FTX, the cryptocurrency exchange that went bankrupt, is in the process of selling its investment in the artificial intelligence company Anthropic, valued at approximately $1 billion.
This move is part of FTX’s strategy to address its bankruptcy debts, a situation reported by CNBC on March 22.
Anthropic, an AI firm, is currently evaluating potential buyers for FTX’s stake, with a transaction expected to finalize within the next few weeks.
Sources close to the situation, preferring anonymity due to the sensitive nature of the financial discussions, informed CNBC of these developments.
The method of sale involves a special purpose vehicle (SPV), a separate corporate entity created to fulfill legal obligations during insolvency situations, indicative of FTX’s current financial state.
Interestingly, the sources revealed that Saudi Arabian entities have been excluded from the bidding process over national security concerns, although it remains unclear if this exclusion pertains to all Saudi investors or just state-related ones. It’s important to note that the shares in question are “Class B” non-voting shares.
The potential sale follows a decision by the Delaware Bankruptcy Court, where Judge John Dorsey authorized FTX to liquidate its Anthropic shares on February 22.
FTX initially acquired these shares for about $530 million in April 2022, and their value has nearly doubled since, propelled by the surge in generative AI technology, now estimated to be worth around $1 billion.

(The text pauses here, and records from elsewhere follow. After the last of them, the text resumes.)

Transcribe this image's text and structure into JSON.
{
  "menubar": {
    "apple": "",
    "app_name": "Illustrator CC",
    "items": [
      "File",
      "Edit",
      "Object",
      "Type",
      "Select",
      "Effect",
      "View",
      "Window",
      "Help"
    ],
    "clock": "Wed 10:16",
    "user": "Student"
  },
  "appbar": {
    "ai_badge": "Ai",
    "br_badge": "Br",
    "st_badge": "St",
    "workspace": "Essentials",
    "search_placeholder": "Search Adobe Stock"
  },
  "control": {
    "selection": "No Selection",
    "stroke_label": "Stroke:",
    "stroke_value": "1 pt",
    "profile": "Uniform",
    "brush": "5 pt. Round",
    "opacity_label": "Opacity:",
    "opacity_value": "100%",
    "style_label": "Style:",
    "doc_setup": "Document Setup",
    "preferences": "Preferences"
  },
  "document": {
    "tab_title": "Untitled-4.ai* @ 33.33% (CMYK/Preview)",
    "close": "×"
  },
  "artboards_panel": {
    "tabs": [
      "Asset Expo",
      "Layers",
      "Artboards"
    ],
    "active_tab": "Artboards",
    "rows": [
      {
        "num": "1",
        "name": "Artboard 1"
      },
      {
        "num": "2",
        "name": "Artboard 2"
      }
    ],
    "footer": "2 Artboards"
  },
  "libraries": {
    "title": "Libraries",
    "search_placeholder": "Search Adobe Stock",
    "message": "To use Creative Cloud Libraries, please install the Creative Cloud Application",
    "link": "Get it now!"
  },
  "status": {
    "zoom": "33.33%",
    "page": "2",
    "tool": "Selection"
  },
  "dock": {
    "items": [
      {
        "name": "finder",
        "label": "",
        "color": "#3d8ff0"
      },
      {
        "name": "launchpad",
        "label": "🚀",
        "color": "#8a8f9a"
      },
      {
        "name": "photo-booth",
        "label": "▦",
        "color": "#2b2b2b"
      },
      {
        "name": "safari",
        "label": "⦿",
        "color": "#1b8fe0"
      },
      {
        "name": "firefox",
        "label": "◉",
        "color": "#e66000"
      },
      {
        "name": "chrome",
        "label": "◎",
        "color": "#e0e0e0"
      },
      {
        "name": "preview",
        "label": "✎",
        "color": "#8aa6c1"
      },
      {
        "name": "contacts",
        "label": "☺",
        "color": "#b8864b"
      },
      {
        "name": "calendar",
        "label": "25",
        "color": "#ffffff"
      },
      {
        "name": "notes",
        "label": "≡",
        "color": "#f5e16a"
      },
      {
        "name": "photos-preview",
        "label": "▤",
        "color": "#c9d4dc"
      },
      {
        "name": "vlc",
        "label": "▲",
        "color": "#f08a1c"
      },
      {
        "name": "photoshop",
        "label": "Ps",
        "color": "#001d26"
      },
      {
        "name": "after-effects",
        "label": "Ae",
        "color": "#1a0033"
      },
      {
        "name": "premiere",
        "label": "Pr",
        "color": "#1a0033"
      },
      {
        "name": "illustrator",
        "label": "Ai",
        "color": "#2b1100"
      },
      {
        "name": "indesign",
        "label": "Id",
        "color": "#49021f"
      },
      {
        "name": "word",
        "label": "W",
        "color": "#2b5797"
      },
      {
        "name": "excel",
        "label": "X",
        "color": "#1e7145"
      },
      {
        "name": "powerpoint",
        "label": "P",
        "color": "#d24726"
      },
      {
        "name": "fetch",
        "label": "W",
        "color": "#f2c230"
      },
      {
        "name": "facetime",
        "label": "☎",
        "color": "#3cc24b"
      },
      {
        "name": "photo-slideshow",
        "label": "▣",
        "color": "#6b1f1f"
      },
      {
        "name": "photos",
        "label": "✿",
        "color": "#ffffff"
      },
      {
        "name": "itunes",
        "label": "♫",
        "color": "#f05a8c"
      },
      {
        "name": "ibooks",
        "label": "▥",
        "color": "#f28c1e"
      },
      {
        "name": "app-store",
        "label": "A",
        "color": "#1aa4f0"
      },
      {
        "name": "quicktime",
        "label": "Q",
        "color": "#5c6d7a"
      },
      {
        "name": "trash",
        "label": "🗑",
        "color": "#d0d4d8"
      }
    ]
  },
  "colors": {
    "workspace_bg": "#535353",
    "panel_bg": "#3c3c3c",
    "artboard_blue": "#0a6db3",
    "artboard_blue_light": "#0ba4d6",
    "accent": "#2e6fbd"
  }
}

This development surfaces as FTX’s former CEO, Sam Bankman-Fried, prepares for his sentencing hearing on March 28, after being convicted on seven counts of fraud in November 2023.
Describing Bankman-Fried’s actions, U.S. Attorney Damian Williams stated, “a multibillion-dollar scheme designed to make him the king of crypto,” and highlighted the scale of the fraud as one of the most significant financial deceptions in U.S. history.